What made you decide to become a planetary scientist?
A. M.:
I must have been 5 or 6 years old when I discovered the night sky. In those days, our family used to go on holiday to a little village in the mountains overlooking Lake Garda, in the Italian Alps. I used to love going out in the garden at night to play with the shadows. It was a way of overcoming my fear. And the longer I stayed outside, the more my eyes got used to the surrounding darkness. Until one day, I looked up at the sky and saw the Milky Way. Something almost unimaginable today (due to light pollution, Editor’s note), but back then you really could see it. And I remember vividly going back into the house to call my father and ask him what it was. He came back outside with me and, even though he was a chemist, he was able to explain the wonderful sight we beheld.

Later, my parents gave me a small second-hand 114 mm telescope for Christmas that I used to take on holiday to observe the stars. I also used it in the city, where observation conditions were far from ideal. Nonetheless, I discovered that in Milan, where I lived until I was 22, the sky was clear enough to let you observe the planets and the Moon quite well.
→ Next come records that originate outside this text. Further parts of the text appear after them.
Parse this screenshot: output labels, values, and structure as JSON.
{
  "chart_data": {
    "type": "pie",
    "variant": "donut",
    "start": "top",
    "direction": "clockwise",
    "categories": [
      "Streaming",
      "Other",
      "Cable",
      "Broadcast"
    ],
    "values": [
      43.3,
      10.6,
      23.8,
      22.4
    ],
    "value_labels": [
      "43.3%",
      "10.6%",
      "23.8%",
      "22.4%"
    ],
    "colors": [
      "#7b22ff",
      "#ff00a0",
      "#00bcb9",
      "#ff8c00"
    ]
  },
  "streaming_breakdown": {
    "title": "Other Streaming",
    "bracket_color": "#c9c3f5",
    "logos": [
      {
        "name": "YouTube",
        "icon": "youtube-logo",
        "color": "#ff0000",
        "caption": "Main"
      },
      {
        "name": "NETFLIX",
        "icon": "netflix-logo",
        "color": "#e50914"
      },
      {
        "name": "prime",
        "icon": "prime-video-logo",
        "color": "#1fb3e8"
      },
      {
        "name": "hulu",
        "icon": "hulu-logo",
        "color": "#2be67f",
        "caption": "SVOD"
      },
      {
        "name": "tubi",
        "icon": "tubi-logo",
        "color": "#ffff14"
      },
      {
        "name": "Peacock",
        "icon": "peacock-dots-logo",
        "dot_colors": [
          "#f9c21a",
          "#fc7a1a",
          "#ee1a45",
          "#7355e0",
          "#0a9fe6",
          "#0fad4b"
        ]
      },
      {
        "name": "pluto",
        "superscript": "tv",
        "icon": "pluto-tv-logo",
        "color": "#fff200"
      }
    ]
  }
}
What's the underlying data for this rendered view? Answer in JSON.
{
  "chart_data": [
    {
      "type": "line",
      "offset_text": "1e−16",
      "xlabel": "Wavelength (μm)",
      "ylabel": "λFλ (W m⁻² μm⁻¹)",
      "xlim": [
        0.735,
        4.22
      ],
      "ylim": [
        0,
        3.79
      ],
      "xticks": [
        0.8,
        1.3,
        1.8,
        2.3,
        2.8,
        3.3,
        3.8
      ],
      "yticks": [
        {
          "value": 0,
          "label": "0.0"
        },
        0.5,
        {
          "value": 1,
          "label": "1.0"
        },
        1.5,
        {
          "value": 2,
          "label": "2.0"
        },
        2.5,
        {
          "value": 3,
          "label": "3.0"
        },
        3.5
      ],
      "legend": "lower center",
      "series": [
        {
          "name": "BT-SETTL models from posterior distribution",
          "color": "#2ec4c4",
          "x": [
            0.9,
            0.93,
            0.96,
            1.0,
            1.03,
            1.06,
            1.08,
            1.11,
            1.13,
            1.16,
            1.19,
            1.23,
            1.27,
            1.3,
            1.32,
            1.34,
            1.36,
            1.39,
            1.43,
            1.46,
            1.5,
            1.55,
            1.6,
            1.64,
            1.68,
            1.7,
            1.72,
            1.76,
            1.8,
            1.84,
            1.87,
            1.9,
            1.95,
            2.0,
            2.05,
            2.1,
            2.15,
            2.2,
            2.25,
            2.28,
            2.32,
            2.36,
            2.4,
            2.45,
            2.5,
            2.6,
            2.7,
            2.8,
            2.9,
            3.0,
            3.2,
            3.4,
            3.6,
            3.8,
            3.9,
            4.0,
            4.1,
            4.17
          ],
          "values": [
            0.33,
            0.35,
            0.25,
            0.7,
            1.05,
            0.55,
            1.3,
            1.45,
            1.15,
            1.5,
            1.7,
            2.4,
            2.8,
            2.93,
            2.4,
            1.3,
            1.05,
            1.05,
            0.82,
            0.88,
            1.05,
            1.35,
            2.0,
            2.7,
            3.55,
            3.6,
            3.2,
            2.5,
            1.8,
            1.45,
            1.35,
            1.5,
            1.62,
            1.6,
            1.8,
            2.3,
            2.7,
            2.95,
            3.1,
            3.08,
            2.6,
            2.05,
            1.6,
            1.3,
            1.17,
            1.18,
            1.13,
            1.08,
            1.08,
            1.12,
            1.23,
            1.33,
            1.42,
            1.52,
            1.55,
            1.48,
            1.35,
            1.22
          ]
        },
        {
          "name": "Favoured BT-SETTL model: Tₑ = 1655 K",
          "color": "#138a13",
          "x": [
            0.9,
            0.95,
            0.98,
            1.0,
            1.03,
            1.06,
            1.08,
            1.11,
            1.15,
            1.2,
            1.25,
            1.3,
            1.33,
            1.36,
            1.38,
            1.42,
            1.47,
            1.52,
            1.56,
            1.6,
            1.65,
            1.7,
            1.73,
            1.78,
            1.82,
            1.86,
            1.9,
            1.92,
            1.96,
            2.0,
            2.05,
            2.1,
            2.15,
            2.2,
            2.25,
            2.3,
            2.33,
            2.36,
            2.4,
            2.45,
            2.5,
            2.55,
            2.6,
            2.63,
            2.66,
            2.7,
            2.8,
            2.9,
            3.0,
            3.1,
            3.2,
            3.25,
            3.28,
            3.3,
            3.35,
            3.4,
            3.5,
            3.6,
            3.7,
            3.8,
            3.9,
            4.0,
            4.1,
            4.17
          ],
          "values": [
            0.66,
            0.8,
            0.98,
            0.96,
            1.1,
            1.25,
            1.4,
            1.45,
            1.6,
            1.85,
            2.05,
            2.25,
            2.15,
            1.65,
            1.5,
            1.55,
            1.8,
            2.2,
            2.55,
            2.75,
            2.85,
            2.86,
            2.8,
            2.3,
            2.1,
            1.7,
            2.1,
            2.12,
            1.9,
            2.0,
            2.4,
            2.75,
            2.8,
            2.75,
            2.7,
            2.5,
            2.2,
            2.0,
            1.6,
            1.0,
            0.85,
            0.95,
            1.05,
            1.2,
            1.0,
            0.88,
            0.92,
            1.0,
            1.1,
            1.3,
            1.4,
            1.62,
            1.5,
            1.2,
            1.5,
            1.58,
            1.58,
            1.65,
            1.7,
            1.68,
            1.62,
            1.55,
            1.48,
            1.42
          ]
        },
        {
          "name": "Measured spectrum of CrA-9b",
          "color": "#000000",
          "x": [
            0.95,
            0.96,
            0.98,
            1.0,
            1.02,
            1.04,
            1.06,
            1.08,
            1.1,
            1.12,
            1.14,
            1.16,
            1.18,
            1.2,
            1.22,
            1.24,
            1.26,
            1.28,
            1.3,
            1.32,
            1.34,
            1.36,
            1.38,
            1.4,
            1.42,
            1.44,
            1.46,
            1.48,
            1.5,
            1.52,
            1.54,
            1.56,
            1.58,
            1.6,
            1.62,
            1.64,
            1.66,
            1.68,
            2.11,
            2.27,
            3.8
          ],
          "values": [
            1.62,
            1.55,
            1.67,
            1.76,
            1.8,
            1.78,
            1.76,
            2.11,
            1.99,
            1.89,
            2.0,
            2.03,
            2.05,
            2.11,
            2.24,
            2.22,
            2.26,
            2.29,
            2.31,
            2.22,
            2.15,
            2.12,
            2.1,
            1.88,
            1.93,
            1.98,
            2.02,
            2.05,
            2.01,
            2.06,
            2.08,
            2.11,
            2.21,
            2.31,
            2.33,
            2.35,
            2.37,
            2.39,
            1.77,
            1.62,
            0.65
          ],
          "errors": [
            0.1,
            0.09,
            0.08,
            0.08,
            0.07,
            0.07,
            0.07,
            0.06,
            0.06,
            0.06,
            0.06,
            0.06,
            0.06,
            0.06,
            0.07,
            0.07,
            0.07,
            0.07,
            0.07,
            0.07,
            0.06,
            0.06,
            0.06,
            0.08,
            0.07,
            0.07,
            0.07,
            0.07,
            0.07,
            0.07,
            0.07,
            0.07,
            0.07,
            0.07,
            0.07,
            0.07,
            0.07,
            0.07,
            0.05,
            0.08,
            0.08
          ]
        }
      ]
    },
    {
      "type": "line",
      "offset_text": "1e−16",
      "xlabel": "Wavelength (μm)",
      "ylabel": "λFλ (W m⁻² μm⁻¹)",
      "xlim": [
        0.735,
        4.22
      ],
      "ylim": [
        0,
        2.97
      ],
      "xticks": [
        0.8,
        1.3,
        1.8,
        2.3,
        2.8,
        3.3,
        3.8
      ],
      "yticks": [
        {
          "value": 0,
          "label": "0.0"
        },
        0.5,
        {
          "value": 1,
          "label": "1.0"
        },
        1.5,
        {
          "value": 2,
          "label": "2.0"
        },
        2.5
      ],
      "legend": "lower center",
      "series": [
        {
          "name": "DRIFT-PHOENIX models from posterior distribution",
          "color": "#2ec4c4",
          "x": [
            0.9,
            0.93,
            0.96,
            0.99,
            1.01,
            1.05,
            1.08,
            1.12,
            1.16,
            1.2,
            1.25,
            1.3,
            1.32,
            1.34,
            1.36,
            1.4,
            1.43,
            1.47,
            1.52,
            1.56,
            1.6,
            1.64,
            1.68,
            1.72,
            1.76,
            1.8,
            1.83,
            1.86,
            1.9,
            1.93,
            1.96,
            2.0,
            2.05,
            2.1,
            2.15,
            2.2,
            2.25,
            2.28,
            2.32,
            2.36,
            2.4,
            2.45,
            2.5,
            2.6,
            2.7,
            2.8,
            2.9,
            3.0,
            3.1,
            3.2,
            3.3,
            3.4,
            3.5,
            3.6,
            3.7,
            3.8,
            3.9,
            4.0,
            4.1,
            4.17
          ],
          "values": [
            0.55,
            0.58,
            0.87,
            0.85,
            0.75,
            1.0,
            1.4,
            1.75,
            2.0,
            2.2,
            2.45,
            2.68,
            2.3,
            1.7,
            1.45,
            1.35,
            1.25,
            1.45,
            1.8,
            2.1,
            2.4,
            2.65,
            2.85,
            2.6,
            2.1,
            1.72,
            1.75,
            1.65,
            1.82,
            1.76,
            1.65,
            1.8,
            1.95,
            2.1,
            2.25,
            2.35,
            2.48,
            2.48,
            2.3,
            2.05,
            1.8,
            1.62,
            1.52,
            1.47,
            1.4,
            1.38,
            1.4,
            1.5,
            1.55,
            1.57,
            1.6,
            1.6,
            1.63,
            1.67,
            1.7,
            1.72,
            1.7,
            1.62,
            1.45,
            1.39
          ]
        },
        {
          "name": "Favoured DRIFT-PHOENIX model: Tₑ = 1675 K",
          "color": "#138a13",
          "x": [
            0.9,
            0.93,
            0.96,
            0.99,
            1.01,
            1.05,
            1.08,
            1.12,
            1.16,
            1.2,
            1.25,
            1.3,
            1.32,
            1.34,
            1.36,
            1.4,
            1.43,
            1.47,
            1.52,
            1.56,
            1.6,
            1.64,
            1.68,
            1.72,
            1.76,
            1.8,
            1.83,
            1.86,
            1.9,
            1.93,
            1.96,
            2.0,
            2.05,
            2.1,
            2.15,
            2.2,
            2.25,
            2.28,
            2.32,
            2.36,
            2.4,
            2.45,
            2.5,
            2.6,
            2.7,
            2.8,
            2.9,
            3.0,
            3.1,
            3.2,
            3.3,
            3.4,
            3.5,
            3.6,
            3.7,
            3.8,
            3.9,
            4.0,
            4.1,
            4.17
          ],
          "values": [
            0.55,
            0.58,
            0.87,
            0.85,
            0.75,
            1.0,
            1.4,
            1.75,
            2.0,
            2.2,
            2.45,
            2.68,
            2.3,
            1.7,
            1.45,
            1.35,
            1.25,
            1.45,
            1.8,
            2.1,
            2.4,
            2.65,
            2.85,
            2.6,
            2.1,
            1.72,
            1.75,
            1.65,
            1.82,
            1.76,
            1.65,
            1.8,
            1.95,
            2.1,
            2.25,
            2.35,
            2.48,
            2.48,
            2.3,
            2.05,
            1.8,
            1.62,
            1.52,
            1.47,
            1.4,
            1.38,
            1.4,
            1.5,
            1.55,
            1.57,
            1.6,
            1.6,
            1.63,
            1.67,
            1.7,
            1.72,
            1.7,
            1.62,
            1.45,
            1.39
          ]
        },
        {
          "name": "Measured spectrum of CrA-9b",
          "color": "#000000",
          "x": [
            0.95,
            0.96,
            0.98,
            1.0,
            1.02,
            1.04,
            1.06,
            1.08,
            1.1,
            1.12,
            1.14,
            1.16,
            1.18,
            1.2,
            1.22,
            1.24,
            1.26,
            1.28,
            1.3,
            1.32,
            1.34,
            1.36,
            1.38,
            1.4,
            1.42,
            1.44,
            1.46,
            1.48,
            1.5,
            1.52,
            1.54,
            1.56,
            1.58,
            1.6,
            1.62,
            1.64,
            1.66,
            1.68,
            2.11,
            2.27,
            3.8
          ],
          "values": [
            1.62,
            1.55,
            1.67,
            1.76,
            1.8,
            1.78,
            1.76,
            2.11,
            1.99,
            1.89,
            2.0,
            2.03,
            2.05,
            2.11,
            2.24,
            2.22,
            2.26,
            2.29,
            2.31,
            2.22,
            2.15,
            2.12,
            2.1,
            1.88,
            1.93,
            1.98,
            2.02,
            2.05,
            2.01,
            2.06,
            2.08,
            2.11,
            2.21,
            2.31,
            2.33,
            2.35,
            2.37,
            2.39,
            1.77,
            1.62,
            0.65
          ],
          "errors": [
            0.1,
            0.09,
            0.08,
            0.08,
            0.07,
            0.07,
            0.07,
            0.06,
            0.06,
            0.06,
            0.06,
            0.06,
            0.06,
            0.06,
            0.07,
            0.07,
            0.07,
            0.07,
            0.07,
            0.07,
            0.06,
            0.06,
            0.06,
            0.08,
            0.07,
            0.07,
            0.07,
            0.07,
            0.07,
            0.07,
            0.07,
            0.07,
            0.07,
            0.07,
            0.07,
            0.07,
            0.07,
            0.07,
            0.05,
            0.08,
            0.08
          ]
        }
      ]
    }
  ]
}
Maybe that’s why I became a planetary scientist.

In the past few months you and the astrophysicist Maud Langlois have been jointly coordinating 2 a CNRS programme 3 that aims to design instruments to help the scientific community detect evidence of life around stars relatively close to our own. What connection is there between planetary science and the origins of life?
A. M.:
We have to assume that life cannot arise anywhere else but on a planet. So, it makes sense to first try to understand how these bodies form. The emergence of life also depends on the characteristics of the planet that harbours it, such as its orbit, how far it is from its star, how it is affected by its moons if it has any, by internal convection in its mantle, by plate tectonics, and by the stability of its climate in the presence of a star that is undergoing rapid change.

The programme I co-direct involves astronomy, geochemistry, geophysics and biology. The biologists are there to tell us what types of environment are likely to be conducive to life. The job of the geophysicists is to understand how such environments can develop on a planet that was initially a world of magma. And we astronomers have to try and figure out how such planets form, how Earth-like bodies and super-Earths come into being, for example. To achieve these goals, we therefore had to come up with new research instruments and design them. I was a little hesitant initially, but you have to face the facts: if we are to unravel the mysteries of the origins of life, we have no choice but to develop new analytical, measuring and detection tools. It was this insight that finally convinced me to fully commit myself to this programme.’

2. Centre de Recherche Astrophysique de Lyon (CNRS / École Normale Supérieure de Lyon / Université Claude Bernard Lyon 1).